In 1989, Johnson was disqualified from a World Cup ski race for refusing to wear a suit containing wool and leather. Johnson qualified for the 1994 Winter Olympics, but chose not to compete in protest of Norway's decision to resume whaling. She petitioned the IOC to challenge Japan to end whale and dolphin hunting before the 2020 Summer Olympics in Tokyo. Johnson has also spoken out against homophobia, criticizing the 2014 Winter Olympics in Sochi, Russia for the "horrid anti-gay law that now exists in that host country".
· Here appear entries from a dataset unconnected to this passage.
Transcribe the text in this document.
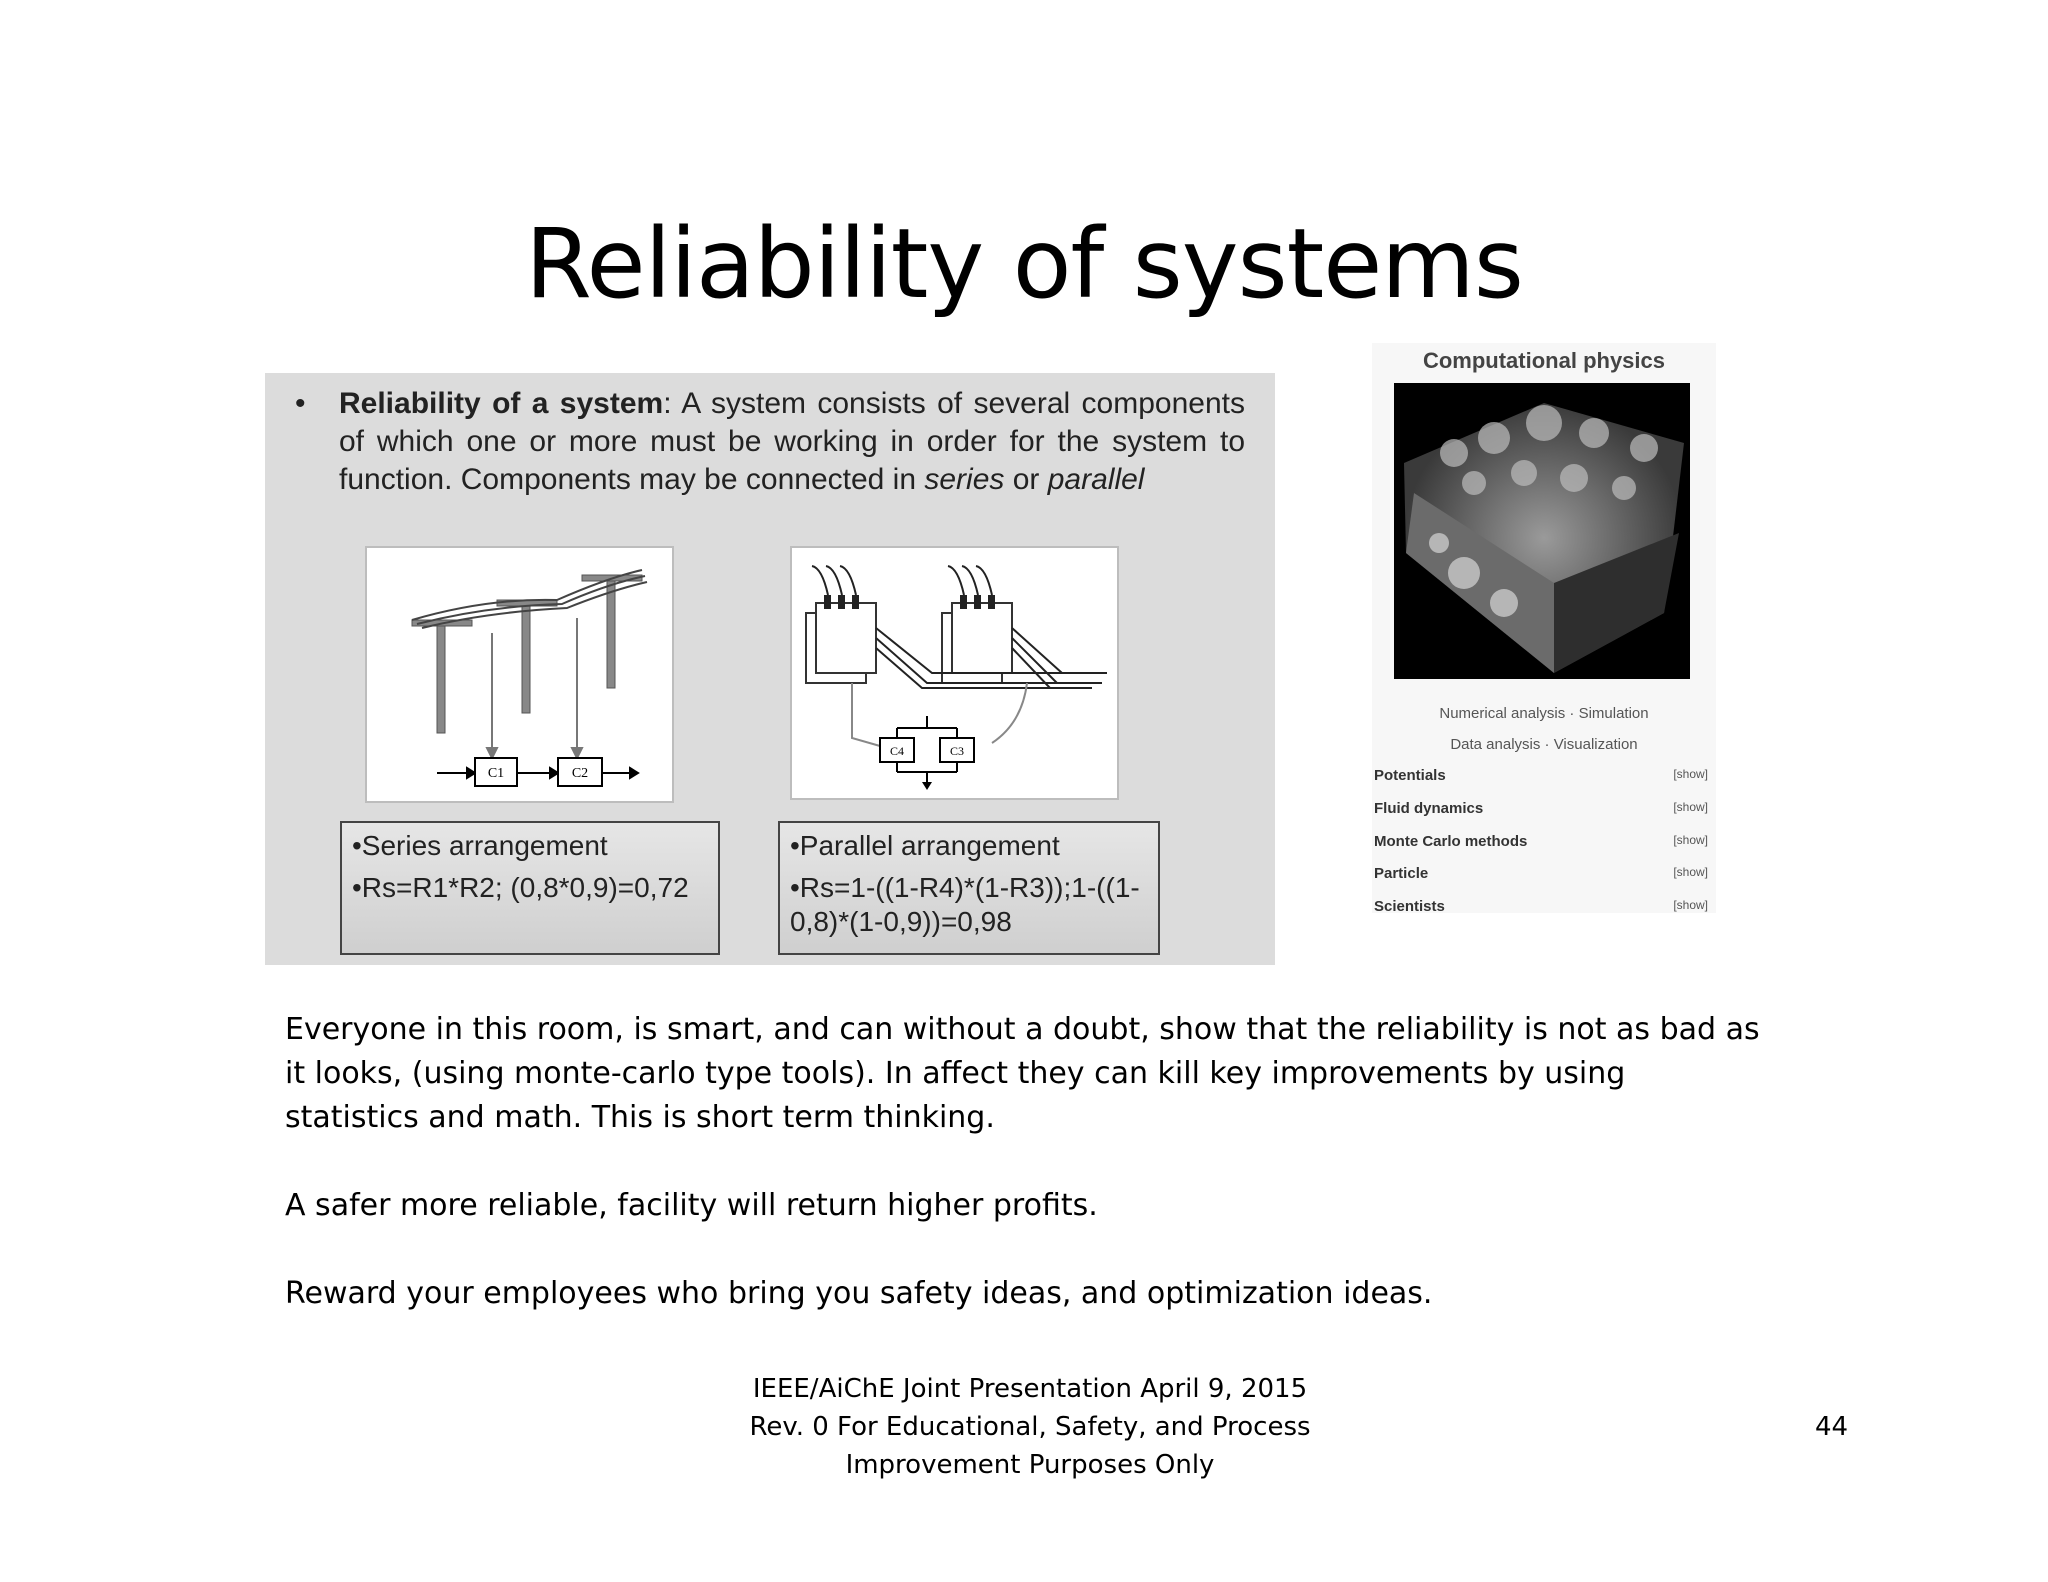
Reliability of systems
• Reliability of a system: A system consists of several components of which one or more must be working in order for the system to function. Components may be connected in series or parallel
C1	C2
C4	C3
•Series arrangement
•Rs=R1*R2; (0,8*0,9)=0,72
•Parallel arrangement
•Rs=1-((1-R4)*(1-R3));1-((1-0,8)*(1-0,9))=0,98
Computational physics
Numerical analysis · Simulation
Data analysis · Visualization
Potentials	[show]
Fluid dynamics	[show]
Monte Carlo methods	[show]
Particle	[show]
Scientists	[show]
Everyone in this room, is smart, and can without a doubt, show that the reliability is not as bad as it looks, (using monte-carlo type tools). In affect they can kill key improvements by using statistics and math. This is short term thinking.
A safer more reliable, facility will return higher profits.
Reward your employees who bring you safety ideas, and optimization ideas.
IEEE/AiChE Joint Presentation April 9, 2015
Rev. 0 For Educational, Safety, and Process
Improvement Purposes Only
44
==Education and later pursuits==

Johnson retired from athletic competition in 1992 to pursue an education in fine arts at Howard University, and to educate youth about health and animal welfare. The racism she experienced as a black skier played a part in her decision to retire early. She is a member of the Screen Actors Guild, and has appeared in commercials and television productions. Johnson lives in Los Angeles and has worked as a special education assistant, has become a Certified Yoga Teacher, and continues to accept requests as an international public speaker.

Johnson's skis are on display in the first exhibit at the Smithsonian National Museum of African American History and Culture.